真夜中に灯りが漏れていた、左側の扉を叩いたら、、、。

この地域への最初の訪問から数年間、成都から康定を経て、あるいは昆明から香格里拉致を経て、
何度も行き来をしました。

雅江の町から西方は、最初に通ったときは夜中、漆黒の闇の中を4~5時間走り通したのです。谷底を走っているものとばかり思っていました。完全な漆黒の世界です。ごくたまに、うっすらと車や家の灯りが、亡霊のように浮かび上がります。

後に昼間に走って、実は大半が4500m前後の高原上を走っていることが分かりました。標高3000mを切る河沿いの雅江の街以外は、常に4000mを超す天空の地なのです。

始めのほうで記した、徒歩で走破中の青年に出会った「八角楼郷」は、雅江県の東端の、康定寄りの標高4600mの峠の下方です。

そのどん詰まりの川の源流付近(標高3800m前後?)に沿って、素晴らしいお花畑がありました。ある年、雅江の町を拠点に、丸2日間そこに通いました。そして、手あたり次第、その草原に生える全ての植物(200種近く)を撮影。

お花畑といっても、いわゆる高山植物ではなく、日本の田畑の雑草と同じ仲間の野生種が大半です。田畑のいわゆる雑草は2次的に成された植生ですが、それが天然に成立しているのです。いわば「人里植生」の原型。


八角楼東方の峠に上る道。初夏には白いシャクナゲの花で埋め尽くされます。


八角楼の天然お花畑。

実は、その翌年再訪したのだけれど、草原自体が無くなってしまっていた。あたらしい山岳ハイウエイの建設が始まっていたのです。

最後に訪れたのは4年前。もうどこだかわからないほど、完璧に変化していました。


この国道318号線(上海-エサ、最後はネパールとの国境に至る)は、筆者が1960年代の半ばからメインフィールドにしている屋久島とほぼ同じ、北緯30度線を前後して走っています。
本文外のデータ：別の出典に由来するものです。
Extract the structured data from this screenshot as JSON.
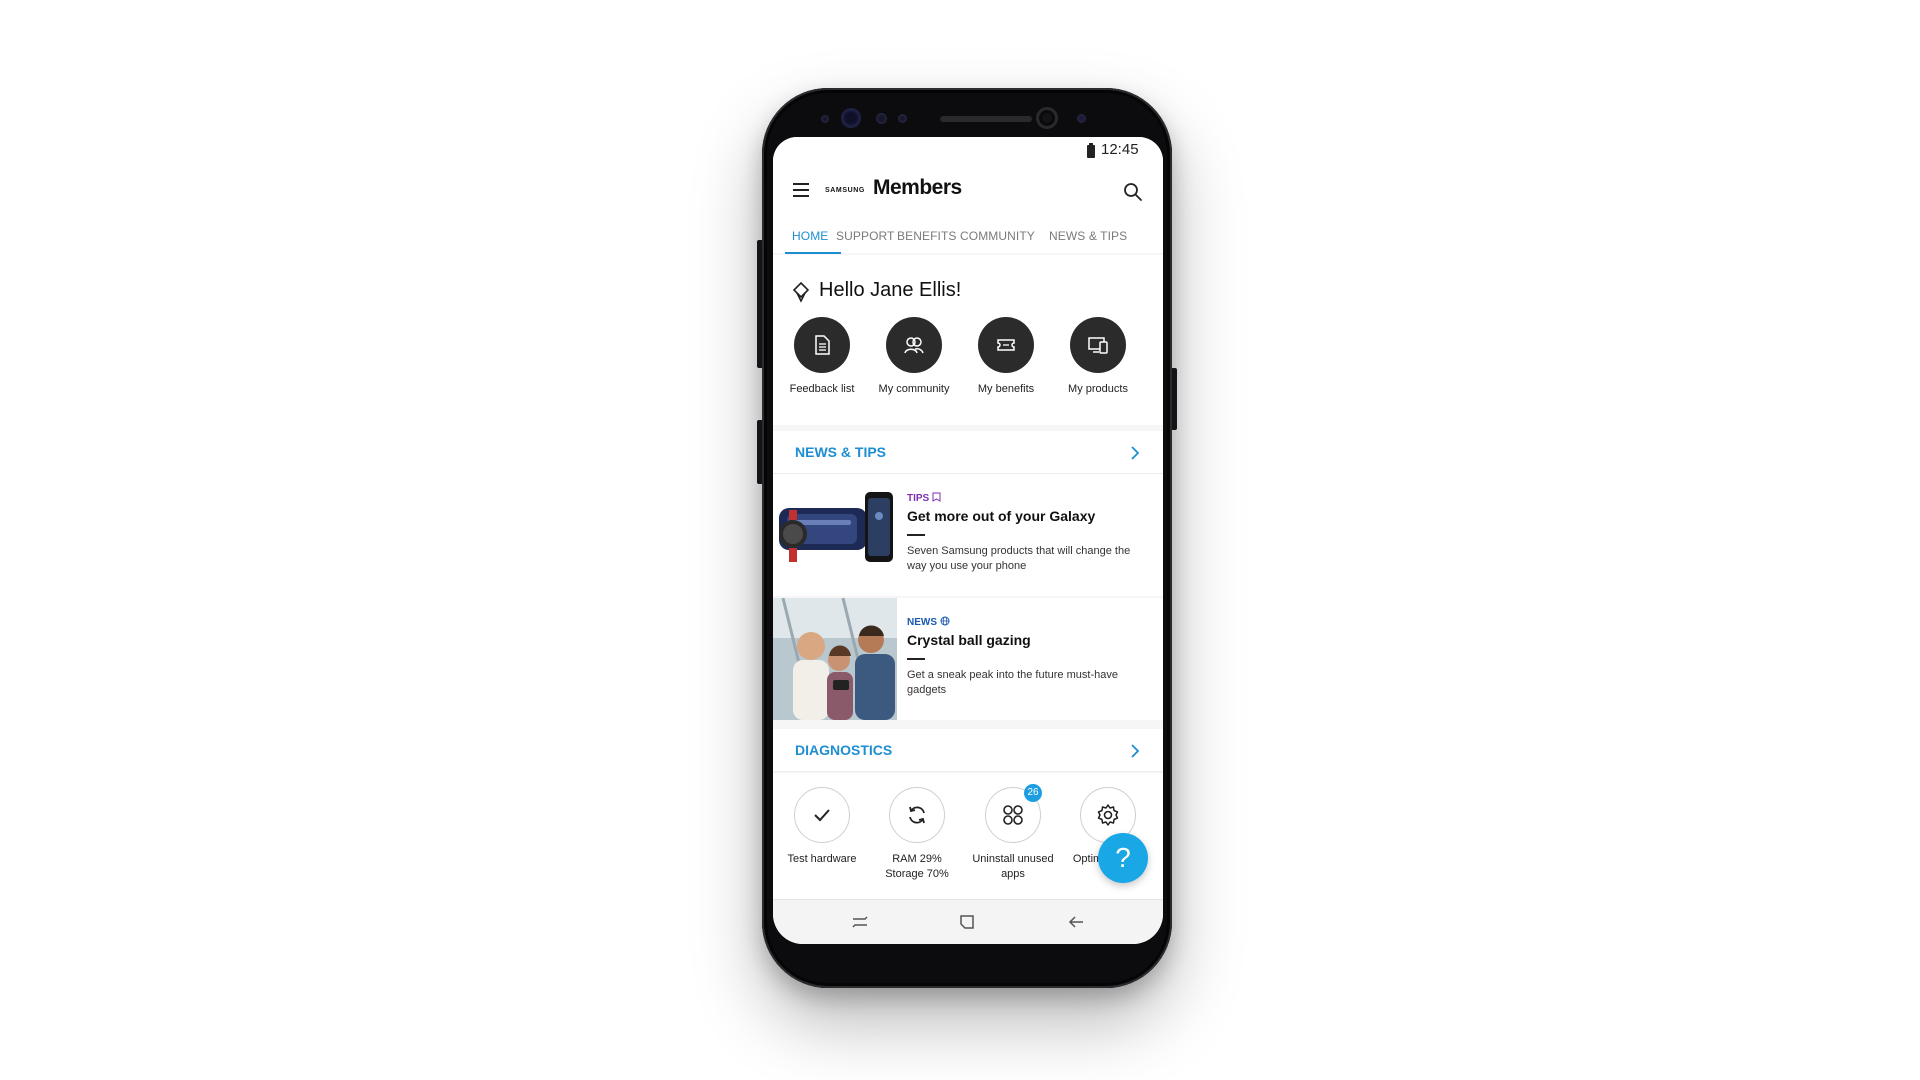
{
  "status_bar": {
    "time": "12:45"
  },
  "app": {
    "brand_small": "SAMSUNG",
    "brand_name": "Members"
  },
  "tabs": [
    {
      "label": "HOME",
      "active": true
    },
    {
      "label": "SUPPORT",
      "active": false
    },
    {
      "label": "BENEFITS",
      "active": false
    },
    {
      "label": "COMMUNITY",
      "active": false
    },
    {
      "label": "NEWS & TIPS",
      "active": false
    }
  ],
  "greeting": "Hello Jane Ellis!",
  "quick_actions": [
    {
      "label": "Feedback list",
      "icon": "document-icon"
    },
    {
      "label": "My community",
      "icon": "people-icon"
    },
    {
      "label": "My benefits",
      "icon": "ticket-icon"
    },
    {
      "label": "My products",
      "icon": "devices-icon"
    }
  ],
  "news_section": {
    "title": "NEWS & TIPS",
    "articles": [
      {
        "category": "TIPS",
        "category_icon": "bookmark-icon",
        "title": "Get more out of your Galaxy",
        "description": "Seven Samsung products that will change the way you use your phone"
      },
      {
        "category": "NEWS",
        "category_icon": "globe-icon",
        "title": "Crystal ball gazing",
        "description": "Get a sneak peak into the future must-have gadgets"
      }
    ]
  },
  "diagnostics_section": {
    "title": "DIAGNOSTICS",
    "items": [
      {
        "label": "Test hardware",
        "icon": "check-icon"
      },
      {
        "label_line1": "RAM  29%",
        "label_line2": "Storage  70%",
        "icon": "refresh-icon"
      },
      {
        "label_line1": "Uninstall unused",
        "label_line2": "apps",
        "icon": "apps-grid-icon",
        "badge": "26"
      },
      {
        "label": "Optimize apps",
        "icon": "gear-icon"
      }
    ]
  },
  "fab": {
    "label": "?"
  },
  "colors": {
    "accent": "#1d8fd1",
    "tips": "#7b2fb0",
    "news": "#1a58b0",
    "fab": "#1aa7e6"
  }
}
屋久島の位置は、正確には北緯30度13分-28分の間。雅江の街はジャスト30度なので、町を貫く雅砦河に沿って少し北に行けば達するはずです。

しかし(結構メイン道路のはずなのに)路線バスがない。屋久島の海岸に相当する、2つの川の合流点まで、徒歩とヒッチハイク。

途中見た光景には、かなり驚きました。明らかに、(成都からラサへ、チベット高原を東西に横切る)
鉄道建設が行われているのです。

ヒッチハイクした車は、凄い高級車でした。一目で政府の高級官僚とわかる役人が、お供を連れて乗っています。おそらく鉄道建設現場の視察なのでしょう。

快く乗せてくれて、はじめは拙い中国語で、その偉い人とフレンドリーに会話していました。

突然訊ねられました。

高級官僚氏「ところで君はアメリカは好きかね?」
筆者は笑顔で答えました「もちろん好きですよ!」
高級官僚氏の表情が微妙に変ったようです。

しばらくして再び同じ質問が。
高級官僚氏「君はアメリカが好きなのか?」
筆者「ええ好きです、、、」
今度は、明らかに怒りの表情。

三たび同じ質問です。
高級官僚氏「本当にアメリカが好きなのか?」
筆者(さすがに空気に気づき、でも今更嫌いとも言えないし)「中国も好きだしアメリカも好き」
お付きの人たちは凍り付いています。
一瞬、車を放り出されるかと思いました。
お付きの人たちが取り成してくれて、何とか目的地まで辿り着けたのですが、、、。
あとは無言、生きた心地がしなかった。

どうやら、中国の真の敵は、日本ではなく、アメリカのようです。

具体的には何事もなく済んだのだけれど、心の中では中国で一番恐ろしく感じた出来事です。


中央の山(格業)は標高6204m。麓の標高(約4500m)


チベット放牧民の小屋。この辺り(理塘-巴塘間)も屋久島と同緯度地域。


雅江の街中にて。昔は日本でもよく見かけました。


 理塘の隣町(ここで真夜中にタクシーに乗り換えた)。


空気が澄んでいるからか、標高が高いからなのか、、、昼間でも月の表面の模様がはっきりと見える。


みんなフレンドリーです。八角楼にて。